廃陸の旅団

地に伏したカムイを見下ろしながらソニアは言う。

「まさに完璧なタイミングだったよ。この短時間で影縫いのタイミングを掴むと称賛に値するよ。」

カムイはピクリとも動かない。

「しかし影縫いの真髄は俊足の歩法というだけでは成得ない。神眼と呼ばれる超反射によってタイミングをはかられた時でも次なる影縫いにつなげることがで、常に相手の背後をとることこそ影縫いの真髄なのだ。

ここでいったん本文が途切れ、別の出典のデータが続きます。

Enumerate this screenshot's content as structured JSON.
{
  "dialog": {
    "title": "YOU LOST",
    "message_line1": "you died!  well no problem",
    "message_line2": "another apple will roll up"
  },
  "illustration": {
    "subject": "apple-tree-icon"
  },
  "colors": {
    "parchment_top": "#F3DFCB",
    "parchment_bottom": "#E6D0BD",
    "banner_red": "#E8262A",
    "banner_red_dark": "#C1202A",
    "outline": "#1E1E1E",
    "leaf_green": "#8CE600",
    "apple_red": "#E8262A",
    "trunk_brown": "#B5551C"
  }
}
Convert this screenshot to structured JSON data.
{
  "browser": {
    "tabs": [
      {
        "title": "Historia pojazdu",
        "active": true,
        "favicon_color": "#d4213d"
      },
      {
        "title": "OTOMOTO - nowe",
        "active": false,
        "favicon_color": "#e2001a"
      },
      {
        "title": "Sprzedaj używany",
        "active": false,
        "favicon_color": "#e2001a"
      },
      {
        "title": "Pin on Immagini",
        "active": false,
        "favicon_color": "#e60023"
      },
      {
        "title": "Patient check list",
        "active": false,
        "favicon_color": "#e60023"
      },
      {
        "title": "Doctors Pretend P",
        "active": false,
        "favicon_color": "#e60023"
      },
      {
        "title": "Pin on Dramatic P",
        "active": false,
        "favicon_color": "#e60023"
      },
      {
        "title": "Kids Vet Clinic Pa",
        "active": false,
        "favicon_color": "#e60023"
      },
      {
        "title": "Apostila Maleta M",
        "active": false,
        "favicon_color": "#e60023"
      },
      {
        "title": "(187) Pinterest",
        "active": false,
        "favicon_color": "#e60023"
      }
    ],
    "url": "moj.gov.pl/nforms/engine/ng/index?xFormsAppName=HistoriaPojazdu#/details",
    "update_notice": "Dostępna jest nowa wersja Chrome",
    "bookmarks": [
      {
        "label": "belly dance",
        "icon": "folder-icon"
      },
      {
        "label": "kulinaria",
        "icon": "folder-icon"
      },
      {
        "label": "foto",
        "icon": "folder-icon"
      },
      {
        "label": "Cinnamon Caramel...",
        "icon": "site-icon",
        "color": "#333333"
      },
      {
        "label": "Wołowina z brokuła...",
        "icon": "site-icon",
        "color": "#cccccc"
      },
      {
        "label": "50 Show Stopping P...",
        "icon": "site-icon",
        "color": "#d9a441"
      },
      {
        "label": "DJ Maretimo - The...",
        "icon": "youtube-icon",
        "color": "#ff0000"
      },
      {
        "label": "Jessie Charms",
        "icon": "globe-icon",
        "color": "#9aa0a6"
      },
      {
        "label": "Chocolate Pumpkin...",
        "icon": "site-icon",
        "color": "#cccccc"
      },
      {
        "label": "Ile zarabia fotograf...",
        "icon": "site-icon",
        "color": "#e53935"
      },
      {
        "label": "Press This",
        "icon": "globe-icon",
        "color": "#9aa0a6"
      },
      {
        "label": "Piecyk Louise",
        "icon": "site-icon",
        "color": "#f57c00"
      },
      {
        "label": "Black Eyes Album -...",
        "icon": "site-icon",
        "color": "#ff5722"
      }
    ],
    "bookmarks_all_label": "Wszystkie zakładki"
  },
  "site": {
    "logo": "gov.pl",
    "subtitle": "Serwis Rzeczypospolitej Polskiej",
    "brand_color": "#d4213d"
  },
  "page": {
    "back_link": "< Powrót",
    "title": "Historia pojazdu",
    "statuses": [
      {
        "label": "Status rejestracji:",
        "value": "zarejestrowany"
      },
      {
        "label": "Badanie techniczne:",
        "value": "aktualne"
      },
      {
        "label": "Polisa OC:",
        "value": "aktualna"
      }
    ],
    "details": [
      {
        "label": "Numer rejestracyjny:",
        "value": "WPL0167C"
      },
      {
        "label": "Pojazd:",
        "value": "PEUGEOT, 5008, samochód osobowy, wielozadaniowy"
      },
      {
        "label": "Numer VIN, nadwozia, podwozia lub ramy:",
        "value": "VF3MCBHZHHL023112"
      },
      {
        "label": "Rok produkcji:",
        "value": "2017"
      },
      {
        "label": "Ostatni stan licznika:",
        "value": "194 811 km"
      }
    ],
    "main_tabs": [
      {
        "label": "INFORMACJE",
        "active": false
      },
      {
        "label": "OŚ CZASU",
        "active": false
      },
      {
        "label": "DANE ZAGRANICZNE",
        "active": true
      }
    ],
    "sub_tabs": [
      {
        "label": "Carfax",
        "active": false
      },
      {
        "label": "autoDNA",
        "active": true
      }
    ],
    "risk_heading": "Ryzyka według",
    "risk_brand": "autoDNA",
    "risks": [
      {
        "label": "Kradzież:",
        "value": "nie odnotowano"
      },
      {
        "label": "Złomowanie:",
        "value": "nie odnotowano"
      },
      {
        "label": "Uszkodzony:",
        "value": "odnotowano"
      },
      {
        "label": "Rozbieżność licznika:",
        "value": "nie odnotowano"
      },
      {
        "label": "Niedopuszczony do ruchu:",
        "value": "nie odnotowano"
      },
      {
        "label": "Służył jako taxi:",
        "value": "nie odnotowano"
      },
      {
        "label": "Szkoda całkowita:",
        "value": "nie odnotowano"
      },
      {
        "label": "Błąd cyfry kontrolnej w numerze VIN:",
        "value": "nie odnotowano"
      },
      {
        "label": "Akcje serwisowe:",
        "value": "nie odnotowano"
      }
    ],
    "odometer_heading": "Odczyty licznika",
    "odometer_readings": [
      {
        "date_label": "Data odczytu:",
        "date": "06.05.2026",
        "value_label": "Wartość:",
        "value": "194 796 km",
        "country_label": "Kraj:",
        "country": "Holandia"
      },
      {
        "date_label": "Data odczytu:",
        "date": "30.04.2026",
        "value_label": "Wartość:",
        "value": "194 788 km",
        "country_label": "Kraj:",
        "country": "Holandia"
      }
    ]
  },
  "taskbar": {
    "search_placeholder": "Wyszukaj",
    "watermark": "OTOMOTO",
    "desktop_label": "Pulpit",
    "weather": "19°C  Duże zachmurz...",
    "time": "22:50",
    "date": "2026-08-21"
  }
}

」

ソニアはカムイに向け剣を構える。

「随分と楽しませてもらったが、もう時間だ。次で最後にしよう。」

カムイはボロボロの身体を無理矢理に起き上がらせると剣を構える。

カムイが構えた瞬間。

ソニアが再びカムイの背後をとる。

今度はカムイは先程のタイミングになっても動きをみせなかった。

「疲労でタイミングを掴めなかったのか。それも仕方ない。」

僅かばかり残念そうな顔をしたソニアの最後の一撃がカムイに向け牙をむく。

「まずい、止めなければ!!」
ローザスが戦いを止めようと飛び出すが、立ち会い席からはあまりにも距離がありすぎた。

ソニアの剣が微動だにしないカムイを切り裂こうとした、寸前にカムイが動きだした。